The main steps of a test function are generally:

  1. creating the yaml for the CIF from the dictinary/yaml-to-be provided by the fixture

  2. running the CIF with the said yaml

  3. retrieving various information regarding the outputs of the run and make assertions (assert) on them to decide whether the test was successfully run or not.

Example in tests/chimere/test_integration_1fwd.py:

  • various import which do not include any fixture

  • definitions of marks, not mandatory. Tags can be attached to a test with mark. This is useful to run only a subset of tests exploring given issues (see also Run tests locally). Here, the test is tagged as regarding CHIMERE, the forward mode, initial conditions, etc.

  • definition of a test function, named test_integration_fwd, with input argument the fixture named chimere_config_fwd. This fixture is accessible because it is imported in tests/chimere/conftest.py.

  • fetching of the fixture (with the call in the form (y1, y2, y3, [...]) = name_of_the fixture))

  • dump of the dictionary/yaml-to-be in the actual yaml file with ordered_dump

  • run of the system with this yaml file with command Setup.run_simu

  • various results are retrieved e.g. the monitor.nc file is stored in datastore monitor_ref

  • assertions defining a successfull run are made with assert. Here, for a simple forward simulation, the simulation values stored in monitor.nc must be different from NaNs for active species and equal to 0 for other species.

  • the yaml file is dumped in the directory of examples to make it easier for users who want to work with examples to build their own yaml.

It is possible to multiply tests from a basis test function, with the same general principles as is done for multiplying fixtures. For tests, this is done by defining parameters with parameterize and an input argument directing to the parameter set. All combinations of the parameters will then be used to generated as many yaml files. Example in tests/chimere/test_integration_2adjtltest.py with:

  • various import

  • definition of marks

  • definition of the parameterized sets called here settings and changing the values of parameters incrmode and testspace.

  • definition of the test function with two input arguments: the basis fixture and settings

  • fetching of the basis fixture

  • one-shot modification in the dictionary/yaml-to-be to switch from the forward mode to the adjoint mode. This could also have been achieved by defining a fixture for the adjoint mode and using it here as input. Doing this change in the test ensures that everything else is kept the same so that the adjoint test is guaranteed to match the forward configuration.

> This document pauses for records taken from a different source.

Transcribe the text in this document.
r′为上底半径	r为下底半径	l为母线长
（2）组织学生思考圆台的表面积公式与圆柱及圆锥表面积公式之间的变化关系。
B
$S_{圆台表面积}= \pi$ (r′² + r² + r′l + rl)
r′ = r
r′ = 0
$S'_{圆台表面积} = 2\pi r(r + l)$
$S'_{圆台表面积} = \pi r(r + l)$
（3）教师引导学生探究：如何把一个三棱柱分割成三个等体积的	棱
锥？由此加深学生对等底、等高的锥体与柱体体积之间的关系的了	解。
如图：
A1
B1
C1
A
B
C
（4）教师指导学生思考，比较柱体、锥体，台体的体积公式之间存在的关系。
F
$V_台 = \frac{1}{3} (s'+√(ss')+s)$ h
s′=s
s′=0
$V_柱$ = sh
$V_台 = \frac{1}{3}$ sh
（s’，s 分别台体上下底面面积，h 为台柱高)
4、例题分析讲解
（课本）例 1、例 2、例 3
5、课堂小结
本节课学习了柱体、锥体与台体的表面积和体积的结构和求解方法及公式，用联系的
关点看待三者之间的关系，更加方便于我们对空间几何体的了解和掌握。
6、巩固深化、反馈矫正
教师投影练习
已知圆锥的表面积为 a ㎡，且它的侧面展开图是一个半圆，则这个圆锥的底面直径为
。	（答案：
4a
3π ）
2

  • application of the parameterized sets for the targeted diectionary/yaml-to-be elements

  • run of the system with the yam file

  • assertion for a successful adjoint test

  • the yaml file is dumped in the directory of examples.

4. Automated local tests

For regular checks on specific machines, the tests can be run in a cron.

bin/pycif_test_for_cron.sh launch the tests and send an e-mail either to state that all have been successful or to provide the summary of the first test to fail (option -x to stop at the first fail).

Example of line to add in the crontab of the system to run the tests every 3 days at 3:14 a.m.: 14 3 */3 * * $CIF_PATH/bin/pycif_test_for_cron.sh with $CIF_PATH the path to the CIF.